I have requirement to implement Qlikview in one my project, the datasource is excel files. The debate is should we opt for a traditional database to store the excel data and implement qlikview on top of it or can we directly use
qlikview to store all the data.

Can anyone please suggest the pros and cons of using the qlikview as a standalone ETL.

How will we handle daily data loads into Qlikview and is it possible to do
Predictive analytics

Regards,

Sandhya

2 Replies
petter
Partner - Champion III
Partner - Champion III

If you already have a team or resources available with database skills and experience and availability of an ETL-tool then by all means it might be beneficial to take advantage of that.

QlikView can very effectively and efficiently be the one and only tool you need for small to mid-size and even larger-size implementations. It all depends on the skill level and ability to adopt and understand the possibilities and techniques that QlikView offers.

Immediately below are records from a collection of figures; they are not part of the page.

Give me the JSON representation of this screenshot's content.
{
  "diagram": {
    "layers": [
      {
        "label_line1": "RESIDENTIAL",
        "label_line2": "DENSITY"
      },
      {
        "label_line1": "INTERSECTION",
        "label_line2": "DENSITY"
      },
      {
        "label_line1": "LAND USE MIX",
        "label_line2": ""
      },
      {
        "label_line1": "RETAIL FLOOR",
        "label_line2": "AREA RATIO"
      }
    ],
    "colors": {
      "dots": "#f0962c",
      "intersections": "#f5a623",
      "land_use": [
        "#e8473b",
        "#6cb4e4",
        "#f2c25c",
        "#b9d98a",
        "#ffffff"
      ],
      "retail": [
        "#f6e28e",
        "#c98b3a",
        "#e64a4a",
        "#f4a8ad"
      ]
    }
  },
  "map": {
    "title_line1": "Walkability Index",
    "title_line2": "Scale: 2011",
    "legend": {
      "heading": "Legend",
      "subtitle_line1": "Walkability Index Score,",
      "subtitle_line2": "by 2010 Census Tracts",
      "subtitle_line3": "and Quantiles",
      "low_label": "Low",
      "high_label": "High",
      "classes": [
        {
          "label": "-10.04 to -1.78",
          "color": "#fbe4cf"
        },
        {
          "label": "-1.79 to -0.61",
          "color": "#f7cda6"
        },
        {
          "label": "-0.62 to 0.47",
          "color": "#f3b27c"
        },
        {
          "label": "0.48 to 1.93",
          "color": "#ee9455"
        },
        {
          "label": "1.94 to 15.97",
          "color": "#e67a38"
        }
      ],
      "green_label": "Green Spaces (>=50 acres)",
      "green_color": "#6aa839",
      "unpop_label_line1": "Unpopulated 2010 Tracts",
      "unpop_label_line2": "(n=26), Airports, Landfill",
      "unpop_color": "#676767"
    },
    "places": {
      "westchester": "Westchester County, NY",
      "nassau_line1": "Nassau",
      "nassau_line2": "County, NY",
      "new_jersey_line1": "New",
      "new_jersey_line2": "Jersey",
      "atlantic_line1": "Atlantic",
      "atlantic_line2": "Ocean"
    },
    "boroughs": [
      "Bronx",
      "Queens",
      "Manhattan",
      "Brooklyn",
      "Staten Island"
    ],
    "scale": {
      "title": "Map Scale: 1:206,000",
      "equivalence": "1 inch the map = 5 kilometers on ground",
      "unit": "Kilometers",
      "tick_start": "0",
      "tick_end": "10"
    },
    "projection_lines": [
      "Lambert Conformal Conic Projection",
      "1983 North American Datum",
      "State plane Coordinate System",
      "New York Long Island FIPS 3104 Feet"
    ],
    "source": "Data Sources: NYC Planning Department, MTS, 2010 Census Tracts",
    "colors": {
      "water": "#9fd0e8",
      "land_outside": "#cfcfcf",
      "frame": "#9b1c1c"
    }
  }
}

QlikView can make use of QVD-files that are single-files that represent a logical in-memory table as a disk-image. So these will be the equivalent of tables in a database. You can even use QVW's with only data and no UI to store ready-made datamodels or half-made self-service datamodels for different datamarts (QlikMarts). It is quite feasible and also documented how to do incremental loads to speed the ETL-process and handle things like history and slowly-changing dimensions. Incremental loads are covered in the QlikView Reference Manual in a separate chapter.

Daily data loads can be handled by having reloads scheduled on the QlikView Server or the QlikView Publisher (if you have a license for that). They can be scheduled according to many criteria and dependencies - especially if you have QlikView Publisher.

Predictive analytics is not as far as I know related to the ETL-part but can be handled first and foremost in the Application layer of QlikView - unless you integrate things like R in the load scripts (QlikView ETL) which is also possible and there are examples on how to do that. Predictive analytics might be better served by using Alteryx which integrate well as a source for QlikView.

petter
Partner - Champion III
Partner - Champion III

There is a white-paper or Technical Brief that documents the different approaches to building a data warehouse type of data structures called "QlikView Data Architectures". All partners have access to this through the QEF (QlikView Enterprise Framework) - but at the moment of writing I can't find it here on Qlik Community.